Business could still access the records, but faced barriers to doing so. As several of the justices pointed out, a non-resident of Virginia could still obtain the records if they hired a Virginia resident to request them. Chief Justice John Roberts wondered why the state did not simply allow everyone to access the records if they could get them anyway and Virginia could recoup the costs. “It doesn’t seem like that big a deal,” he said.

Virginia’s State Solicitor General E. Duncan Getchell, Jr. argued in defense of the commonwealth’s law. He stated that there was a cost to maintain and build the database of records. Even though the database already exists for Virginia residents and would not add costs, Associate Justice Antonin Scalia noted that Virginia taxpayers did fund the construction of the information bank. Scalia pondered why the commonwealth could not limit access to benefits from a service created by Virginians. “Is it the law,” he asked, “that the State of Virginia cannot do anything that’s pointless? Only the federal government can do stuff that’s pointless?”

Getchell argued that the law should be upheld because it was not written as a law to affect businesses, but as a civic measure to allow Virginians monitor their own government. Scalia argued that it was okay to limit the records because Virginia only wanted its own residents to “muck” around in its government. Gupta responded to this reasoning, arguing, “You don’t look to uncover the original legislative purpose. You look to whether there is discrimination.”

Gupta also argued that these limitations could not stand because “like lawyers depend on courthouses or truckers depend on roads, [the data collection] industry depends on access to the public archives.”

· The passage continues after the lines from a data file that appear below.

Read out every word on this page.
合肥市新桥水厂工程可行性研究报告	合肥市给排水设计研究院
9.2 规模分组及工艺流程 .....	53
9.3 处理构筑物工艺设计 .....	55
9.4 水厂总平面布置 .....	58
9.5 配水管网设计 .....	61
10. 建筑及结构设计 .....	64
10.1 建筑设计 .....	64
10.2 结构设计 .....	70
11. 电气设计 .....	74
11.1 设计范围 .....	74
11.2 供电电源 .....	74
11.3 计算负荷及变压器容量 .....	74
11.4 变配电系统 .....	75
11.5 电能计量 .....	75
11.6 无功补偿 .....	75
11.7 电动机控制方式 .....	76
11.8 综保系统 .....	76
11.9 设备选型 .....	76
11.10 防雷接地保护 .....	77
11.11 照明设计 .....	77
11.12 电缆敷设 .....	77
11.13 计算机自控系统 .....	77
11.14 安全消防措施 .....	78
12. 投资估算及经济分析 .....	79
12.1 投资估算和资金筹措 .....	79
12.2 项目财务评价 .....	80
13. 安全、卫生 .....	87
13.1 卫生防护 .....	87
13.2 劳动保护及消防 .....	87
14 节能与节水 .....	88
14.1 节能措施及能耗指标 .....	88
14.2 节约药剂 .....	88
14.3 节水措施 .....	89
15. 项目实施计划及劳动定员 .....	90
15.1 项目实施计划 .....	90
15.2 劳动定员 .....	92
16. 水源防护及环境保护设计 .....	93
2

The challengers to the law argued that these laws run afoul of a constitutional provision known as the Privileges and Immunities Clause. This prevents a state from discriminating against fundamental rights of citizens from other states in favor of its own citizens. The Court has also found under the Constitution’s Commerce Clause that states cannot discrimination against outside citizens in engaged in business in their state.

Getchell opened his argument by saying that the purpose of the statute is political, not commercial. In response to a question from Associate Justice Anthony Kennedy asking if there was no commercial value to the records, Getchell reiterated this claim. “I am totally agnostic on this record because we don’t have any data on that,” he said. “This was not a regulation of commerce, it is a governmental action.”

After the argument, reporter Lyle Denniston of SCOTUSblog suggested Getchell’s refusal to acknowledge that public records have an effect on commerce may be costly. Denniston said he had “put his case in considerable jeopardy by pretending not to know something that most of the Justices seemed to treat as obvious.”

According to The New York Times, an analysis of the Supreme Court under Roberts shows the Court to favor striking down economic regulations, but less likely to vote for people claiming discrimination or violation of their civil rights.

Brian Wolfman, one of the attorneys asking to strike down the restrictions, said after the oral argument that a broader appeal for a right to access information was not needed if the Court would strike down the law due to its effect on business. He thought that the effect on commerce was a stronger argument since the Court has become business oriented.

With the Court becoming more business-oriented in recent years, the law’s challengers seized the opportunity to underscore the law’s unfair impact on business, while Virginia stuck with its original position that the law was a political initiative. If the Court decides to strike the law down as unconstitutional, it will be because the challengers realized how to appeal to this current Court’s economic sensitivities.

1 comment:

  1. This really makes an otherwise confusing case clear. When you understand that information = $$, it all makes sense.